Se quedó mirando al papel por un momento antes de continuar.

– En el mejor de los casos diría yo, significa lo siguiente: tenemos una pista que nos puede llevar hasta un amigo de la chica que vive en Francia y que muy bien pudo, recordando viejos tiempos, mostrarse dispuesto a prestarle ayuda para que se escondiera de la policía. Por otra parte, el individuo es un sinvergüenza, por lo que el recuerdo de viejos tiempos no significarían nada para él en la medida en que pudiese haber algún riesgo de verse mezclado con la policía. Todo el asunto resulta harto improbable, pero creo que vale la pena intentarlo. ¿Tú qué piensas?

– Nada constructivo.

Sy suspiró.

– Escucha, Piet, antes me preguntaste si yo hubiera hecho venir a Bob Parsons desde Roma para seguir la pista de un soplo como este. Francamente te diré que no. Tenemos un corresponsal en Marsella y lo más probable es que le hubiera encargado que hiciese las averiguaciones oportunas. El caso es que el viejo te ha encargado a ti esta faena. Los dos sabemos por qué: porque quiere demostrar que eres un incompetente. Muy bien, pues no dejes que lo haga. Él no espera milagros de ti. Todo lo que tienes que hacer es encontrar a ese Sanger y asegurarte de que no puede conducirnos a la chica. Así, los dos estamos a salvo. ¿De acuerdo?

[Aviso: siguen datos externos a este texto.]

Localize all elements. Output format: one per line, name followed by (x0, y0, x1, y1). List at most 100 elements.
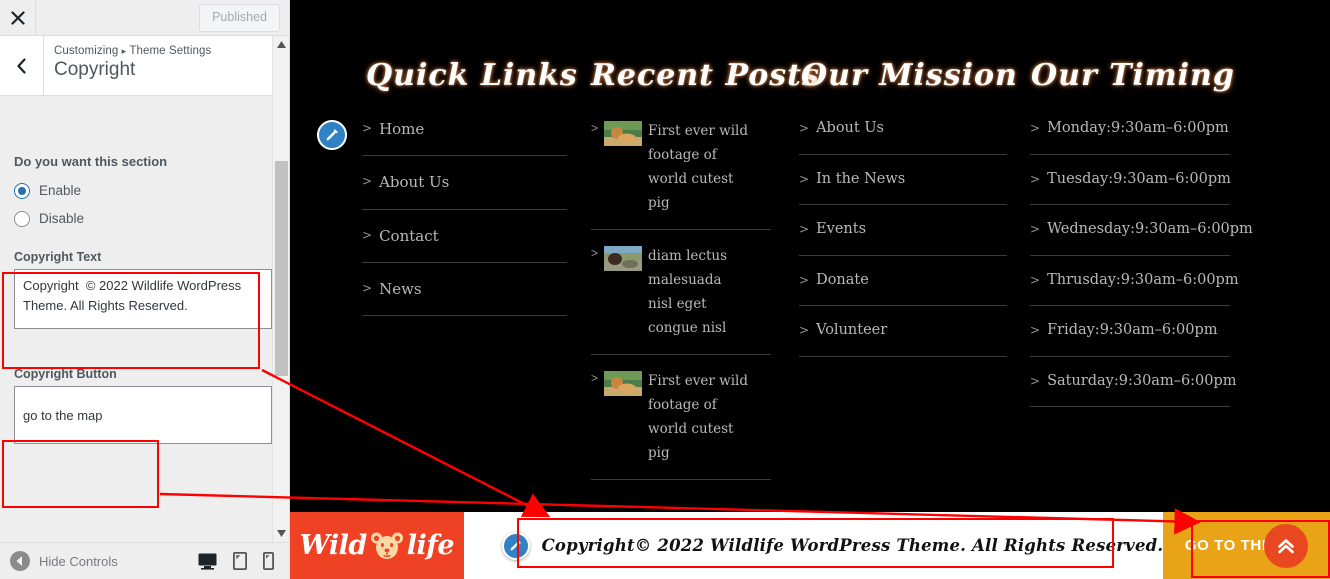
list-item[interactable]: > Home (362, 119, 567, 157)
mission-link-label: Events (816, 221, 867, 238)
timing-label: Wednesday:9:30am–6:00pm (1047, 221, 1253, 238)
chevron-right-icon: > (362, 227, 373, 242)
list-item[interactable]: > Wednesday:9:30am–6:00pm (1030, 220, 1253, 256)
our-timing-heading: Our Timing (1031, 58, 1235, 93)
list-item[interactable]: > Contact (362, 226, 567, 263)
scrollbar-thumb[interactable] (275, 161, 288, 376)
breadcrumb-parent: Theme Settings (129, 45, 212, 57)
quick-links-list: > Home > About Us > Contact > News (362, 119, 567, 316)
logo-text-left: Wild (299, 530, 368, 561)
our-timing-list: > Monday:9:30am–6:00pm > Tuesday:9:30am–6:… (1030, 119, 1253, 408)
section-question-label: Do you want this section (14, 154, 168, 169)
list-item[interactable]: > diam lectus malesuada nisl eget congue… (591, 244, 771, 356)
radio-disable[interactable]: Disable (14, 210, 259, 227)
list-item[interactable]: > About Us (799, 119, 1007, 155)
chevron-right-icon: > (1030, 373, 1041, 388)
tablet-preview-icon[interactable] (233, 552, 247, 570)
customizer-controls-body: Do you want this section Enable Disable … (0, 97, 273, 542)
footer-column-our-timing: Our Timing > Monday:9:30am–6:00pm > Tuesda… (1026, 58, 1326, 512)
bear-thumbnail (604, 246, 643, 272)
quick-link-label: News (379, 279, 422, 298)
go-to-the-map-button[interactable]: GO TO THE (1163, 512, 1330, 579)
timing-label: Monday:9:30am–6:00pm (1047, 120, 1229, 136)
our-mission-heading: Our Mission (801, 58, 1018, 93)
quick-link-label: About Us (379, 173, 450, 192)
copyright-text-input[interactable]: Copyright © 2022 Wildlife WordPress Them… (14, 269, 272, 330)
list-item[interactable]: > Events (799, 220, 1007, 256)
radio-disable-input[interactable] (14, 210, 30, 227)
go-to-the-map-label: GO TO THE (1184, 537, 1273, 554)
chevron-right-icon: > (1030, 171, 1041, 186)
list-item[interactable]: > News (362, 279, 567, 316)
sidebar-scrollbar[interactable] (272, 36, 289, 542)
panel-titles: Customizing ▸ Theme Settings Copyright (44, 36, 289, 95)
site-logo[interactable]: Wild life (290, 512, 464, 579)
radio-disable-label: Disable (39, 211, 85, 227)
timing-label: Saturday:9:30am–6:00pm (1047, 372, 1237, 389)
customizer-footer: Hide Controls (0, 542, 289, 579)
copyright-button-input[interactable] (14, 386, 272, 445)
footer-column-recent-posts: Recent Posts > First ever wild footage o… (568, 58, 820, 512)
close-icon[interactable] (0, 0, 36, 35)
list-item[interactable]: > About Us (362, 172, 567, 210)
hide-controls-button[interactable]: Hide Controls (10, 551, 118, 571)
timing-label: Tuesday:9:30am–6:00pm (1047, 170, 1231, 187)
chevron-right-icon: > (591, 121, 599, 135)
list-item[interactable]: > Thrusday:9:30am–6:00pm (1030, 271, 1239, 307)
mission-link-label: About Us (816, 120, 884, 136)
site-bottom-bar: Wild life Copyright© 2022 Wildlife WordP… (290, 512, 1330, 579)
customizer-topbar: Published (0, 0, 289, 36)
scroll-up-arrow-icon[interactable] (273, 36, 289, 53)
customizer-panel-header: Customizing ▸ Theme Settings Copyright (0, 36, 289, 96)
recent-posts-list: > First ever wild footage of world cutes… (591, 119, 771, 481)
lion-thumbnail (604, 121, 643, 146)
chevron-right-icon: > (799, 222, 810, 237)
scroll-to-top-button[interactable] (1264, 523, 1308, 568)
list-item[interactable]: > Friday:9:30am–6:00pm (1030, 321, 1230, 357)
chevron-right-icon: > (591, 246, 599, 261)
copyright-button-label: Copyright Button (14, 367, 117, 382)
copyright-text: Copyright© 2022 Wildlife WordPress Theme… (541, 536, 1164, 555)
chevron-right-icon: > (799, 121, 810, 135)
collapse-left-icon (10, 551, 30, 571)
list-item[interactable]: > Monday:9:30am–6:00pm (1030, 119, 1230, 155)
chevron-right-icon: > (1030, 272, 1041, 287)
desktop-preview-icon[interactable] (198, 552, 217, 570)
edit-copyright-pencil-icon[interactable] (501, 531, 530, 560)
breadcrumb: Customizing ▸ Theme Settings (54, 45, 289, 57)
customizer-sidebar: Published Customizing ▸ Theme Settings C… (0, 0, 290, 579)
recent-posts-heading: Recent Posts (591, 58, 820, 93)
radio-enable-input[interactable] (14, 182, 30, 199)
list-item[interactable]: > Tuesday:9:30am–6:00pm (1030, 170, 1231, 206)
screen-root: Published Customizing ▸ Theme Settings C… (0, 0, 1330, 579)
list-item[interactable]: > In the News (799, 170, 1007, 206)
list-item[interactable]: > Saturday:9:30am–6:00pm (1030, 372, 1237, 408)
chevron-right-icon: > (799, 171, 810, 186)
recent-post-title: First ever wild footage of world cutest … (648, 123, 748, 212)
scroll-down-arrow-icon[interactable] (273, 525, 289, 542)
list-item[interactable]: > Donate (799, 271, 1007, 307)
chevron-right-icon: > (362, 121, 373, 135)
bear-face-icon (370, 531, 404, 561)
chevron-right-icon: > (362, 174, 373, 189)
recent-post-title: First ever wild footage of world cutest … (648, 373, 748, 462)
list-item[interactable]: > First ever wild footage of world cutes… (591, 369, 771, 481)
chevron-left-icon[interactable] (0, 36, 44, 95)
list-item[interactable]: > First ever wild footage of world cutes… (591, 119, 771, 231)
radio-enable[interactable]: Enable (14, 182, 259, 199)
device-preview-switcher (198, 552, 274, 570)
chevron-right-icon: > (362, 280, 373, 295)
mobile-preview-icon[interactable] (263, 552, 274, 570)
chevron-right-icon: > (1030, 121, 1041, 135)
chevron-right-icon: > (1030, 323, 1041, 338)
mission-link-label: Volunteer (816, 322, 888, 339)
our-mission-list: > About Us > In the News > Events > Donate >… (799, 119, 1007, 357)
chevron-right-icon: > (1030, 222, 1041, 237)
list-item[interactable]: > Volunteer (799, 321, 1007, 357)
page-title: Copyright (54, 59, 136, 80)
edit-widget-pencil-icon[interactable] (317, 120, 347, 150)
mission-link-label: In the News (816, 170, 906, 187)
publish-button[interactable]: Published (199, 3, 280, 32)
breadcrumb-caret-icon: ▸ (121, 46, 127, 56)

– ¿Y cómo sugieres que lo consiga?

– Eso está mejor, muchacho -dijo mirando su reloj-. Hay un avión para Marsella a las seis o a las siete. Dile a Antoinette que te coja un billete y te reserve una habitación para la noche en un hotel. Por la mañana, alquila un coche, dirígete a Séte y empieza a investigar.

– Mañana es domingo. La mairie estará cerrada.

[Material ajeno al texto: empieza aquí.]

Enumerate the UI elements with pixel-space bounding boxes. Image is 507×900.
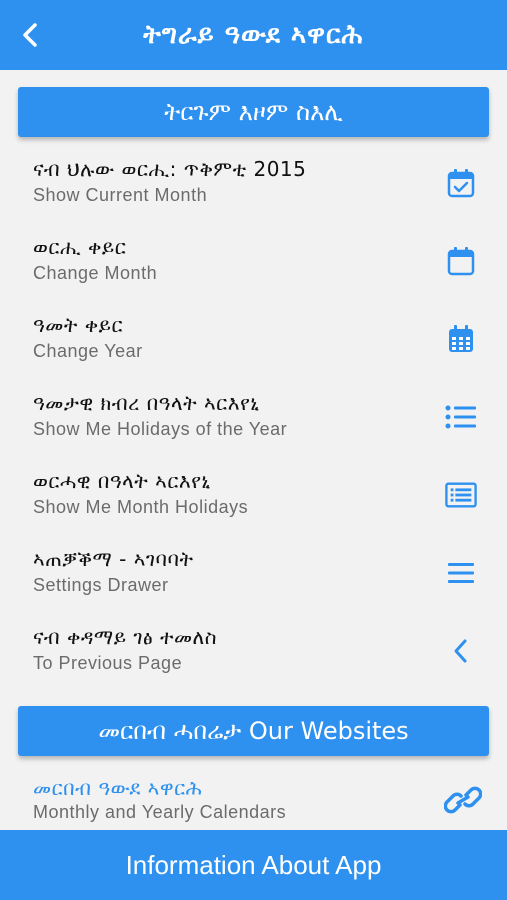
link-icon bbox=[443, 784, 483, 816]
list-box-icon bbox=[445, 479, 477, 511]
menu-item-year-holidays[interactable]: ዓመታዊ ክብረ በዓላት ኣርእየኒ Show Me Holidays of … bbox=[0, 379, 507, 457]
website-title: መርበብ ዓውደ ኣዋርሕ bbox=[33, 776, 203, 800]
website-subtitle: Monthly and Yearly Calendars bbox=[33, 802, 287, 822]
menu-item-change-year[interactable]: ዓመት ቀይር Change Year bbox=[0, 301, 507, 379]
menu-item-subtitle: Change Year bbox=[33, 341, 143, 361]
menu-item-subtitle: Show Me Month Holidays bbox=[33, 497, 249, 517]
menu-item-current-month[interactable]: ናብ ህሉው ወርሒ: ጥቅምቲ 2015 Show Current Month bbox=[0, 145, 507, 223]
menu-list: ናብ ህሉው ወርሒ: ጥቅምቲ 2015 Show Current Month… bbox=[0, 145, 507, 691]
menu-item-title: ዓመት ቀይር bbox=[33, 313, 124, 337]
chevron-left-icon bbox=[23, 23, 37, 47]
menu-item-month-holidays[interactable]: ወርሓዊ በዓላት ኣርእየኒ Show Me Month Holidays bbox=[0, 457, 507, 535]
page-title: ትግራይ ዓውደ ኣዋርሕ bbox=[143, 19, 364, 50]
calendar-check-icon bbox=[445, 167, 477, 199]
menu-item-subtitle: Show Me Holidays of the Year bbox=[33, 419, 288, 439]
menu-item-change-month[interactable]: ወርሒ ቀይር Change Month bbox=[0, 223, 507, 301]
menu-item-title: ዓመታዊ ክብረ በዓላት ኣርእየኒ bbox=[33, 391, 260, 415]
menu-item-title: ናብ ህሉው ወርሒ: ጥቅምቲ 2015 bbox=[33, 157, 307, 181]
calendar-blank-icon bbox=[445, 245, 477, 277]
menu-item-title: ወርሒ ቀይር bbox=[33, 235, 127, 259]
menu-item-subtitle: To Previous Page bbox=[33, 653, 183, 673]
menu-item-settings-drawer[interactable]: ኣጠቓቕማ - ኣገባባት Settings Drawer bbox=[0, 535, 507, 613]
website-link-item[interactable]: መርበብ ዓውደ ኣዋርሕ Monthly and Yearly Calenda… bbox=[0, 770, 507, 830]
back-button[interactable] bbox=[12, 17, 48, 53]
menu-item-title: ኣጠቓቕማ - ኣገባባት bbox=[33, 547, 194, 571]
menu-item-title: ናብ ቀዳማይ ገፅ ተመለስ bbox=[33, 625, 218, 649]
calendar-grid-icon bbox=[445, 323, 477, 355]
app-bar: ትግራይ ዓውደ ኣዋርሕ bbox=[0, 0, 507, 70]
menu-icon bbox=[445, 557, 477, 589]
menu-item-title: ወርሓዊ በዓላት ኣርእየኒ bbox=[33, 469, 211, 493]
list-icon bbox=[445, 401, 477, 433]
legend-section-button[interactable]: ትርጉም እዞም ስእሊ bbox=[18, 87, 489, 137]
info-about-app-button[interactable]: Information About App bbox=[0, 830, 507, 900]
chevron-left-icon bbox=[445, 635, 477, 667]
menu-item-subtitle: Show Current Month bbox=[33, 185, 208, 205]
menu-item-previous-page[interactable]: ናብ ቀዳማይ ገፅ ተመለስ To Previous Page bbox=[0, 613, 507, 691]
menu-item-subtitle: Change Month bbox=[33, 263, 158, 283]
menu-item-subtitle: Settings Drawer bbox=[33, 575, 169, 595]
websites-section-button[interactable]: መርበብ ሓበሬታ Our Websites bbox=[18, 706, 489, 756]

– Al diablo con la mairie. Sería igual que si fueras directamente a la policía y le dijeras a lo que vas. No, empieza por los cafés y las gasolineras. No digas que eres periodista. Podría correrse la voz y algún periodista local empezaría a meter la nariz. Inventa un cuento. Di que eres inspector de seguros que busca a un testigo desaparecido. Tu francés es bastante bueno para eso. O di que tratas de encontrar a un viejo mozo del ejército. Tal vez esto les guste más.

– ¿Y si no saco nada?

– Tantea en los almacenes. No es un sitio grande, diablos. Alguien tiene que conocerlo.

– ¿Tenemos algún conocido en el Quai des Orfevres?

– ¿Por qué?

– Lo que me gustaría saber es si eso de que la policía no quiere meterse a fondo en este asunto es cierto o no.

– ¿Y eso qué importa?

– Supongamos, siempre hay la remota posibilidad, que la Bernardi estuviera realmente oculta con Sanger. Supongamos que la policía lo sabe pero que tiene órdenes de arriba de olvidarlo. No nos importan las razones ahora. Sanger disfrutaría de una especie de protección policíaca. Si lo encuentro y si logro hablar con él, me gustaría saber con quién voy a encontrarme: con un sinvergüenza a la defensiva, o con un ciudadano de apariencia virtuosa que puede mandarme al infierno.

Sy lo pensó por un momento y luego meneó la cabeza.

– No te falta razón, pero no creo que nos sirviese de mucho llamar al Quai des Orfevres. Conozco bastante bien al Director Adjunto, pero también conozco la respuesta que me daría. "Ha leído usted los periódicos mal informados, mon cher. Es cierto que ya no nos rompemos la cabeza con este asunto. La chica está reclamada por nuestros colegas suizos para interrogarla, y hemos hecho todo lo que hemos podido para complacerles. Pero ahora creemos que ha conseguido una nueva documentación y que se ha ido a Italia" -Sy meneó la cabeza de nuevo-. No, si las cosas llegan a este extremo, Piet, creo que tendrás que tocar de oído.

Siempre dice a la gente que toque de oído, y la expresión siempre me irrita. Prefiero tocar con la partitura delante.